Ces paroles ayant rencontré un silence significatif, le commis-voyageur s’en prit à moi cette fois, comprenant qu’il n’y avait pas lieu de demander à l’abbé et d’imposer à l’Anglais sa foi républicaine.

– Voyons, docteur, dit-il, êtes-vous républicain ?

– Si l’on veut, répondis-je en souriant.

– Cela veut dire que vous ne l’êtes guère.

– Vos paroles prouvent que vous l’êtes sans trop savoir pourquoi.

– Je suis républicain parce que je suis rationaliste, attendu qu’il n’y a que la république de raisonnable et de fondée en droit.

– Et moi, parce que je suis rationaliste, je demande à raisonner un peu. Voyons, M. Chabourdin, qu’entendez-vous par république ?

– C’est le gouvernement de tous, basé sur l’opinion publique et sur la volonté nationale.

– Vous seriez peut-être embarrassé si je vous demandais où est la volonté nationale, car elle a été dans bien des endroits différents et, comme elle est particulièrement variable et souverainement contradictoire, il est au moins dangereux d’avoir une base aussi mobile. Mais passons. Disons simplement que la république est un régime sans chef héréditaire, sans aristocratie, élisant périodiquement son président et des législateurs, plus libre ou censé plus libre que les autres.

– C’est cela.

– Pourquoi le préférez-vous à la dictature et même à une monarchie tempérée ?

– Parce que je le tiens plus favorable au bien général.

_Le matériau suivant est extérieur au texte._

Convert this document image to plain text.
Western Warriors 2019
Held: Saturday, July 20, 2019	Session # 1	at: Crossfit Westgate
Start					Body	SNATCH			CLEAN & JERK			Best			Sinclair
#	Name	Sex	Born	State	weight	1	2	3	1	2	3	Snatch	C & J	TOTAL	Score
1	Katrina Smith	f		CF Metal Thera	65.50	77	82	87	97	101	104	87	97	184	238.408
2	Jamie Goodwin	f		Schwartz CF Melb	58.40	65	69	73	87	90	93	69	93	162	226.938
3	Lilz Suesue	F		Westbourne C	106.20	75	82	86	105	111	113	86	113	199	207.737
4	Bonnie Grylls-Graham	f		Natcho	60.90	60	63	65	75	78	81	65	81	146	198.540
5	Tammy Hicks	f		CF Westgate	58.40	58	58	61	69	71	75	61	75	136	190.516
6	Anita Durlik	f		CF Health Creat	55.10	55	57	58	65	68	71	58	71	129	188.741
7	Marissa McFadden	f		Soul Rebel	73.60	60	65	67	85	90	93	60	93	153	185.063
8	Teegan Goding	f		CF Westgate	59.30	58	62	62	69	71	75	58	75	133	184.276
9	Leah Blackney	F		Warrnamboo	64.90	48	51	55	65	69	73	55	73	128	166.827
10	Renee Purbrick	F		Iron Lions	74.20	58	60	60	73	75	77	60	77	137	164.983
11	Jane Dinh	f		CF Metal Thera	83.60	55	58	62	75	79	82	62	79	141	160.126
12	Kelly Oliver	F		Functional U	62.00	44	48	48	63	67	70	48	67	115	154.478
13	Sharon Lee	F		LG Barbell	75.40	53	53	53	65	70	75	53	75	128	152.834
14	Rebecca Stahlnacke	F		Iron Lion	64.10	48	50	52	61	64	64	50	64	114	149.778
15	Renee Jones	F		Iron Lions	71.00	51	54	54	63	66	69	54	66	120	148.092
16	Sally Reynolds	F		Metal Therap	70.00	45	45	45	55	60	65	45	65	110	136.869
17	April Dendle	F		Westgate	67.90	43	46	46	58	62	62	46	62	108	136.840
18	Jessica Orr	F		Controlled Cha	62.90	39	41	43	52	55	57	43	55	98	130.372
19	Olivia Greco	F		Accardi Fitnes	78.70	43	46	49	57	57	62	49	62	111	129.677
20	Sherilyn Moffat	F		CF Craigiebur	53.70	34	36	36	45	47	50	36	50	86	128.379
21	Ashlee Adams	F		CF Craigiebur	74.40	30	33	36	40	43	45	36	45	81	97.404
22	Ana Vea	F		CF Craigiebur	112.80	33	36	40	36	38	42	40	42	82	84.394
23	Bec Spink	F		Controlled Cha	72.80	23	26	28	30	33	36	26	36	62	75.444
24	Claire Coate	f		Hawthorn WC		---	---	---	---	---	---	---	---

– Ce n’est donc pas par principe, c’est en vue d’une utilité supérieure ?

– L’un et l’autre.

– Prenons la question de principe d’abord : Croyez-vous qu’envers tous et malgré tout la république devrait être préférée, lors même qu’elle serait reconnue comme plus dangereuse et moins propre au bien public que les autres formes de gouvernement ?

Chabourdin fut embarrassé ; – cependant, comme il ne manquait pas d’un certain bon sens, il finit par répondre que la question de principe devait ici s’effacer devant l’utilité publique bien constatée.

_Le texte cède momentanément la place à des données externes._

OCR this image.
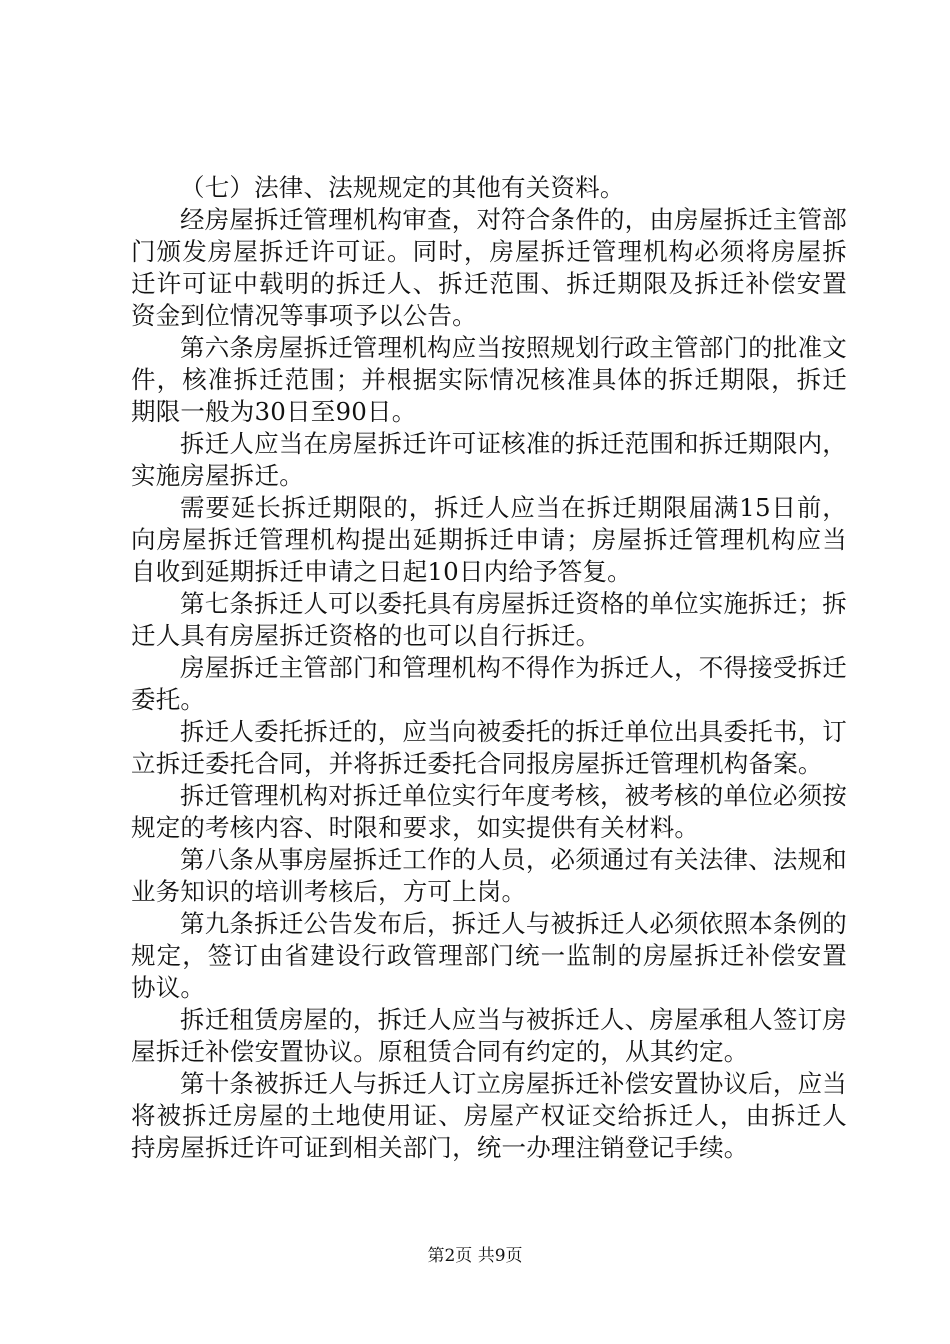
（七）法律、法规规定的其他有关资料。

经房屋拆迁管理机构审查，对符合条件的，由房屋拆迁主管部门颁发房屋拆迁许可证。同时，房屋拆迁管理机构必须将房屋拆迁许可证中载明的拆迁人、拆迁范围、拆迁期限及拆迁补偿安置资金到位情况等事项予以公告。

第六条房屋拆迁管理机构应当按照规划行政主管部门的批准文件，核准拆迁范围；并根据实际情况核准具体的拆迁期限，拆迁期限一般为30日至90日。

拆迁人应当在房屋拆迁许可证核准的拆迁范围和拆迁期限内，实施房屋拆迁。

需要延长拆迁期限的，拆迁人应当在拆迁期限届满15日前，向房屋拆迁管理机构提出延期拆迁申请；房屋拆迁管理机构应当自收到延期拆迁申请之日起10日内给予答复。

第七条拆迁人可以委托具有房屋拆迁资格的单位实施拆迁；拆迁人具有房屋拆迁资格的也可以自行拆迁。

房屋拆迁主管部门和管理机构不得作为拆迁人，不得接受拆迁委托。

拆迁人委托拆迁的，应当向被委托的拆迁单位出具委托书，订立拆迁委托合同，并将拆迁委托合同报房屋拆迁管理机构备案。

拆迁管理机构对拆迁单位实行年度考核，被考核的单位必须按规定的考核内容、时限和要求，如实提供有关材料。

第八条从事房屋拆迁工作的人员，必须通过有关法律、法规和业务知识的培训考核后，方可上岗。

第九条拆迁公告发布后，拆迁人与被拆迁人必须依照本条例的规定，签订由省建设行政管理部门统一监制的房屋拆迁补偿安置协议。

拆迁租赁房屋的，拆迁人应当与被拆迁人、房屋承租人签订房屋拆迁补偿安置协议。原租赁合同有约定的，从其约定。

第十条被拆迁人与拆迁人订立房屋拆迁补偿安置协议后，应当将被拆迁房屋的土地使用证、房屋产权证交给拆迁人，由拆迁人持房屋拆迁许可证到相关部门，统一办理注销登记手续。

第2页 共9页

– C’est aussi mon avis, M. Chabourdin, et je n’aurais pas compris qu’un rationaliste comme vous, après avoir nié le droit divin de la monarchie, s’agenouillât devant le droit divin de la république, une idole comme l’autre.

Conclusion : aucune forme de gouvernement n’est absolument bonne ou absolument mauvaise. C’est ce qu’avait dit Rousseau. Tout dépend des hommes, des milieux et des circonstances ; des hommes surtout, car vous m’accorderez bien qu’en république, avec plus de liberté – quand il y a plus de liberté – il faut plus de vertu : c’est ce qu’avait dit Montesquieu.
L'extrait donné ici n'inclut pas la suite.